Al ahondar en el extenso ámbito del conocimiento interrelacionado con las obras literarias, artísticas y filosóficas, topamos con un problema que puede resultar intensamente triste, abrumador. En la actualidad, incluidos textos emblemáticos como «Doña Bárbara», que durante mucho tiempo fueron considerados pilares de nuestra identidad cultural, han dejado de ser leídos o atendidos por extensos sectores de la población. Aludir a nombres como Pedro Emilio Coll o José Antonio Ramos Sucre despierta, en el mejor de los casos, locuciones de desconcierto por parte de quienes nunca han escuchado de ellos, y ni hablar de si alguna vez han tenido contacto con su obra. Si se pregunta por Elisa Lerner, es altamente probable que muchos no sepan siquiera quién fue o qué legado dejó para la literatura y el arte. Y si uno se atreve a ir más lejos aludiendo a figuras como Juan Germán Roscio, Rafael Villavicencio o Adolf Ernst, seguramente reciba miradas vacuas o respuestas fortuitas. 

A lo mejor me podría conformar con que, al menos, alguien reconociera las contribuciones fundamentales de intelectuales como Ernesto Mayz Vallenilla u Óscar Sambrano Urdaneta, quienes forman una parte crucial de nuestro patrimonio cultural y académico. Han aumentado los llamados a valorar el pasado originario, y ni por casualidad saben quién fue Fray Cesáreo de Armellada, Premio Nacional de Cultura, nuestro insigne «Padre Pemón», autor de la primera gramática y diccionario de la lengua pemón. Sin embargo, estos nombres parecen estar en el cajón de los olvidos.

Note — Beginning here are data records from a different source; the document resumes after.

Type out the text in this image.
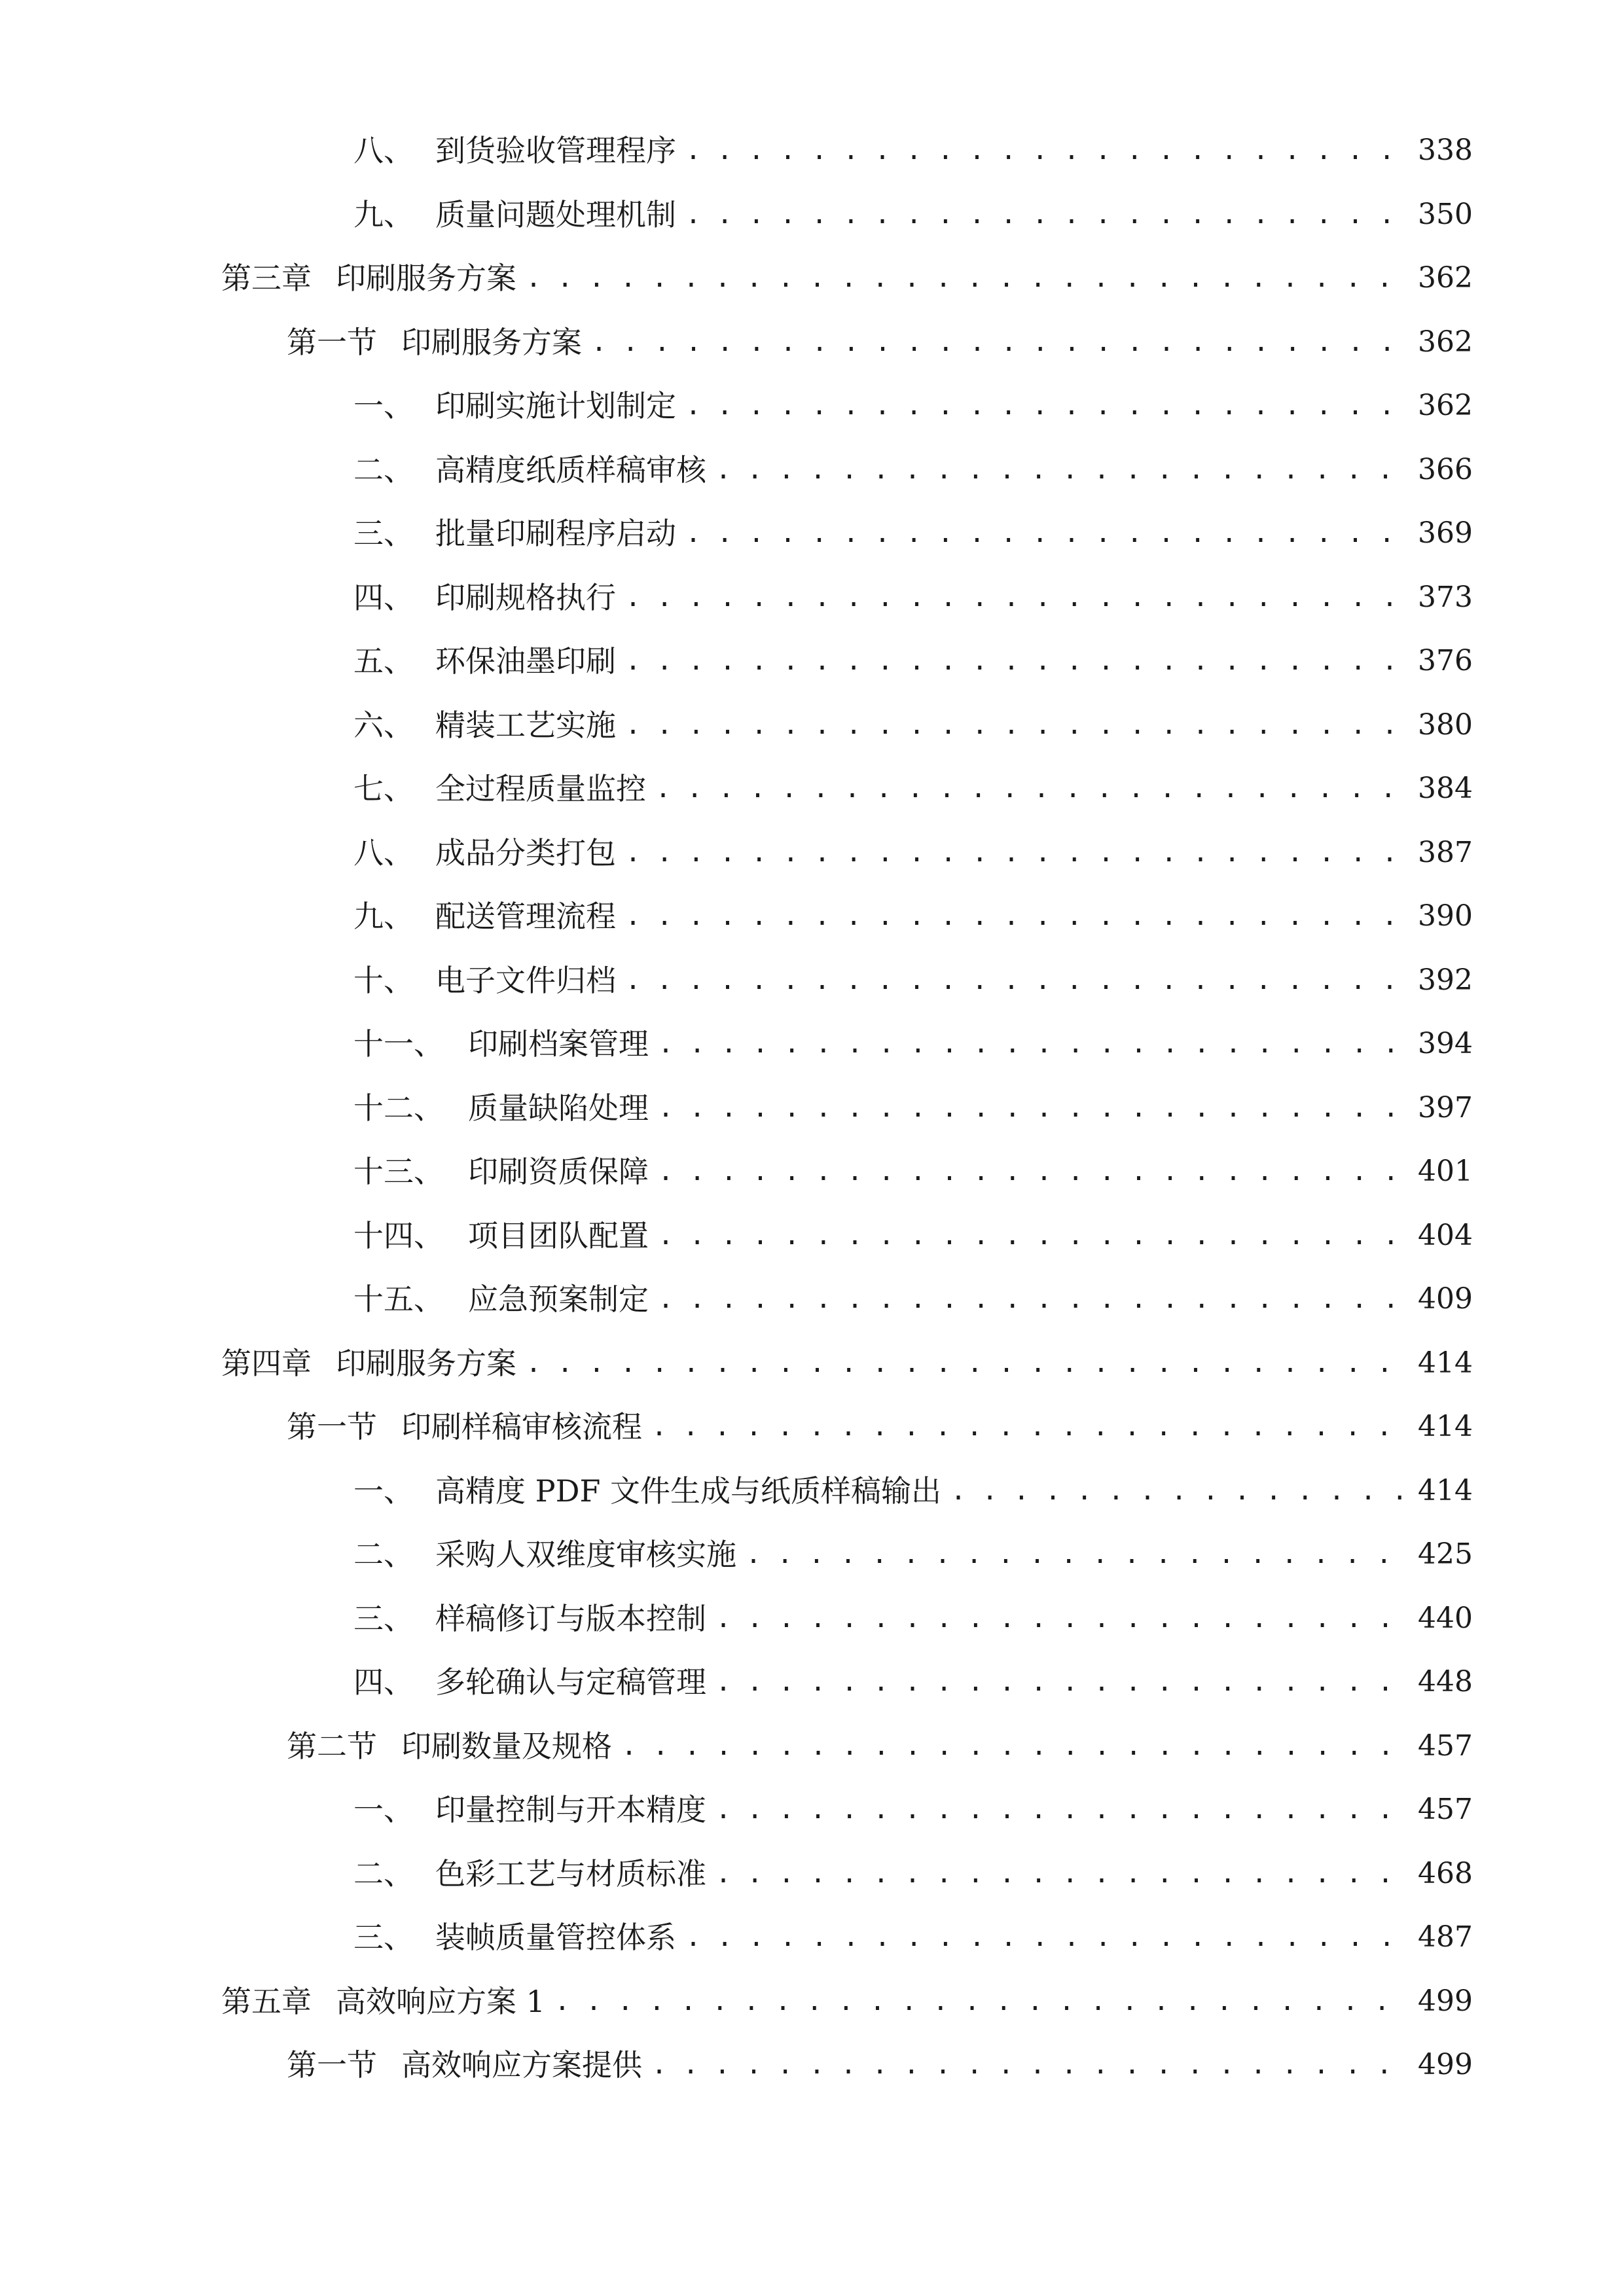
八、 到货验收管理程序 . . .	338
九、 质量问题处理机制 . . .	350
第三章 印刷服务方案 . . .	362
第一节 印刷服务方案 . . .	362
一、 印刷实施计划制定 . . .	362
二、 高精度纸质样稿审核 . . .	366
三、 批量印刷程序启动 . . .	369
四、 印刷规格执行 . . .	373
五、 环保油墨印刷 . . .	376
六、 精装工艺实施 . . .	380
七、 全过程质量监控 . . .	384
八、 成品分类打包 . . .	387
九、 配送管理流程 . . .	390
十、 电子文件归档 . . .	392
十一、 印刷档案管理 . . .	394
十二、 质量缺陷处理 . . .	397
十三、 印刷资质保障 . . .	401
十四、 项目团队配置 . . .	404
十五、 应急预案制定 . . .	409
第四章 印刷服务方案 . . .	414
第一节 印刷样稿审核流程 . . .	414
一、 高精度 PDF 文件生成与纸质样稿输出 . . .	414
二、 采购人双维度审核实施 . . .	425
三、 样稿修订与版本控制 . . .	440
四、 多轮确认与定稿管理 . . .	448
第二节 印刷数量及规格 . . .	457
一、 印量控制与开本精度 . . .	457
二、 色彩工艺与材质标准 . . .	468
三、 装帧质量管控体系 . . .	487
第五章 高效响应方案 1 . . .	499
第一节 高效响应方案提供 . . .	499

Resulta innecesario reflexionar mucho para entender las razones (¿razones?) que están detrás del predominio de esta medianía iletrada -tan bien ilustrada por Ortega y Gasset en la España de ese entonces-, que ha arrojado al país a una crisis sin precedentes. Al cercenar, desde las fases más tempranas de desarrollo, la capacidad de comprensión lectora y el acceso a herramientas primordiales para el raciocinio, se disloca por completo la viabilidad de fraguar un pensamiento crítico idóneo para analizar y transformar la realidad. Esta tramoya, silenciosa pero devastadora, ha resquebrajado las bases intelectuales de generaciones enteras. 

La Venezuela que soñamos y anhelamos construir no se define únicamente por la riqueza de sus recursos naturales ni por la magnificencia de sus paisajes. Anhelamos una nación construida sobre valores profundamente arraigados en su gente, valores que florezcan sin dar cabida a enfoques fanáticos de ningún tipo. Nuestra perspectiva de Venezuela es aquella donde cada niño, cada joven y cada adulto pueda desarrollarse plenamente en un entorno que reconozca y respete su dignidad intrínseca como ser humano. Es una nación cuyo éxito no solo se mida en bienes materiales, sino también en la calidad de vida, la equidad de oportunidades y el florecimiento de una sociedad que promueva el respeto mutuo, la educación integral y la justicia.